À Madagascar (quatrième plus grande île du monde) la situation est globalement préoccupante, notamment en termes de droits de l’enfant. Particulièrement quand on constate que les indicateurs sociaux sont en recul permanent. « C’est probablement l’un des seuls pays dans le monde qui connaît une régression de ces indicateurs sociaux depuis son indépendance alors qu’il ne connaît pas de conflit. C’est d’autant plus alarmant que c’est un pays qui a beaucoup de richesses. » En effet, malgré une grande biodiversité, des ressources minières et une force de travail qui pourrait potentiellement être un atout majeur (puisque la population y est très jeune, plus de 50% a moins de 18 ans), la pauvreté et les conditions de vie y sont alarmantes. « L’insécurité n’est pas très grande, mais nous constatons que le niveau de pauvreté commence à impacter la tendance puisque la criminalité est désormais en hausse. »
Comme pour beaucoup de pays qui sont frappés de plein fouet par les conséquences de la crise climatique, Madagascar est l’un des moins pollueurs au monde. Et alors que le pays dispose de 5% de la faune et de la flore mondiale (80% des espèces s’y trouvent), 40% de sa couverture forestière a disparu entre les années 2000 et aujourd’hui, ce qui correspond à 80% de la biodiversité du territoire. « La crise climatique est réelle et visible à Madagascar. Ces dernières années, nous avons pu capitaliser sur cette visibilité pour faire reconnaitre par la Communauté Internationale l’extrême vulnérabilité de la Grande Ile. Ceci doit pouvoir nous aider à mobiliser plus de moyens pour protéger les enfants qui sont au final les premières victimes du Changement Climatique.»

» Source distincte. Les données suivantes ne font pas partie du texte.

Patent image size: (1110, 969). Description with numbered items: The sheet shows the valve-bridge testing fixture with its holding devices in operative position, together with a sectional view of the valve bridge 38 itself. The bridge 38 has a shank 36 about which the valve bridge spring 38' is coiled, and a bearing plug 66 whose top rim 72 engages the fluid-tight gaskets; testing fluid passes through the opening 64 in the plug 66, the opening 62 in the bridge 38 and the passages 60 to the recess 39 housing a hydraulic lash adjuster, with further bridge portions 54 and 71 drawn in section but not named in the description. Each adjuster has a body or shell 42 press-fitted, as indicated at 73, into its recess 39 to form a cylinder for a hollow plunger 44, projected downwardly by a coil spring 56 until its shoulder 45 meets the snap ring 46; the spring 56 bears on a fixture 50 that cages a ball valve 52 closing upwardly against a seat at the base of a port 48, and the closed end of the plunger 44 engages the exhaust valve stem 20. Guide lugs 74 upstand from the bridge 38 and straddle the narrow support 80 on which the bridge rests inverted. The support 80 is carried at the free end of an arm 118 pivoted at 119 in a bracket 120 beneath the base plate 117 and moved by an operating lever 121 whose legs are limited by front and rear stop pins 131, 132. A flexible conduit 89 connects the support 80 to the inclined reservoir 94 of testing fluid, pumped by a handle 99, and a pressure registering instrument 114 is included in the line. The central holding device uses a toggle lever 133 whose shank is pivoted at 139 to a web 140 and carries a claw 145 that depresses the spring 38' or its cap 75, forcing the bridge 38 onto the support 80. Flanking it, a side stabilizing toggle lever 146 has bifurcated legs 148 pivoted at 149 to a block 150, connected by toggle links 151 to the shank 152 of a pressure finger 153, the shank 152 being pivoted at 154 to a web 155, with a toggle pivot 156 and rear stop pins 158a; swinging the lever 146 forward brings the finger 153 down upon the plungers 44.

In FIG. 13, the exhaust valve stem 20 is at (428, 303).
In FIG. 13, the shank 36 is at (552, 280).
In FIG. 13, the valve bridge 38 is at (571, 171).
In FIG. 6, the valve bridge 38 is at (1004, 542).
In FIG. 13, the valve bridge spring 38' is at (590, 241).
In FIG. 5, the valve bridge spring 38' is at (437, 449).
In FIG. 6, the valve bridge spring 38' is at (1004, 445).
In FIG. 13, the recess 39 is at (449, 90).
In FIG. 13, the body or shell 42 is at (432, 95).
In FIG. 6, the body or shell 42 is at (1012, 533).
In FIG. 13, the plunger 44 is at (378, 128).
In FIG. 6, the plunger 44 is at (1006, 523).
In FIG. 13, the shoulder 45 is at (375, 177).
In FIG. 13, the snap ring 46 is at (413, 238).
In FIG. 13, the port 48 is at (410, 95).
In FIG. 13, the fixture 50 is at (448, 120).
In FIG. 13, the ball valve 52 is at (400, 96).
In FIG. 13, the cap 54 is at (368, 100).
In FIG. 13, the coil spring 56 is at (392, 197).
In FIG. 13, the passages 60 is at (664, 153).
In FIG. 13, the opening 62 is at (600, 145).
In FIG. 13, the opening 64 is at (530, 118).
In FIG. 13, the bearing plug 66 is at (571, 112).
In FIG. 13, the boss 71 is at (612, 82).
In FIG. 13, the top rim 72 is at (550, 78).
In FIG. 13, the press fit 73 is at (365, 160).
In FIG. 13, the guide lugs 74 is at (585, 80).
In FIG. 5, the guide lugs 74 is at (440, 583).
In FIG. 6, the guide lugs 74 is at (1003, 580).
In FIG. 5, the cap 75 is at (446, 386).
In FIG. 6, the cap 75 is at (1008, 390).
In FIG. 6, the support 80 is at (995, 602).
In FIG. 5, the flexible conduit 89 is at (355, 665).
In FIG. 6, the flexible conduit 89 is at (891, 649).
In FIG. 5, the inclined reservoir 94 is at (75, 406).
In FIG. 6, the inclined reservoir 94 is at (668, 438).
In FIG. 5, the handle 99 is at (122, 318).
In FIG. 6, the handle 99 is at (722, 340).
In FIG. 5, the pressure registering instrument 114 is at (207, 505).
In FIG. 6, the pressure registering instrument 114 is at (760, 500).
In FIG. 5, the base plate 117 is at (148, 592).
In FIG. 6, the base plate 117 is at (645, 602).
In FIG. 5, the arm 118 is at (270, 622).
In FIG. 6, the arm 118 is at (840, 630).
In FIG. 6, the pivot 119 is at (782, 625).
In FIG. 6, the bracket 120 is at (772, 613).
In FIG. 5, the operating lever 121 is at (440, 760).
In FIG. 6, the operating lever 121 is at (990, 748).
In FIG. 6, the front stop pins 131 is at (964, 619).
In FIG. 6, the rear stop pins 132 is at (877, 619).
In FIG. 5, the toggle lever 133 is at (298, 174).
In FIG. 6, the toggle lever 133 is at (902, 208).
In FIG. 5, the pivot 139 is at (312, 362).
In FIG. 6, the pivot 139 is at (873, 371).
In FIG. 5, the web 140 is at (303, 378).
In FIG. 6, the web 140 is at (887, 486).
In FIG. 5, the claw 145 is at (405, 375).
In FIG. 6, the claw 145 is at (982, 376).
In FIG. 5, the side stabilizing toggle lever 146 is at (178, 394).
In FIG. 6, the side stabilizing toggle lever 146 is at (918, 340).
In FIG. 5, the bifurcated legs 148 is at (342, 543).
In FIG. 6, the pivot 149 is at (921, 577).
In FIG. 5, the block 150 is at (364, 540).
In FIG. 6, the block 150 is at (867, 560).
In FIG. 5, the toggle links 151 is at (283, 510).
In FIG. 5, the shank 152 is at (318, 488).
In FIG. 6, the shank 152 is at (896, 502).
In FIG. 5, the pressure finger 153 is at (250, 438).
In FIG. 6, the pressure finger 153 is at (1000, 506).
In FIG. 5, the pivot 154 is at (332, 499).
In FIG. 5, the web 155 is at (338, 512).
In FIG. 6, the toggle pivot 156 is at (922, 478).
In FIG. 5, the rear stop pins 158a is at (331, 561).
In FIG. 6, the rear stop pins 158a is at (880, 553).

Le CCRI (Indice des risques climatiques pour les enfants) démontre que Madagascar est l’un des 10 pays au monde où les enfants sont les plus à risque concernant les conséquences du réchauffement climatique. L’activité climatique enregistre des désastres cycliques de plus en plus intenses et récurrents. C’est notamment le cas des périodes de sécheresse, des cyclones et des inondations. « Nous avons à nouveau été touchés par une saison cyclonique assez forte, avec un grand impact sur le sud-est du pays. Nous avons également eu de grandes inondations dans le Nord, dues aux effets du phénomène El Niño, et avons connu un certain nombre de sécheresses dans le sud au cours des deux dernières années. Les populations peinent d’ailleurs encore en s’en remettre. À côté de ça, la présence de tout un tas d’épidémies est étroitement liée à l’activité climatique », conclut Gilles Chevalier.
Ces dernières années, les indications convergent et montrent que la crise climatique est à la base de beaucoup de problèmes. Il s’agit en tout cas d’un facteur aggravant une situation déjà existante.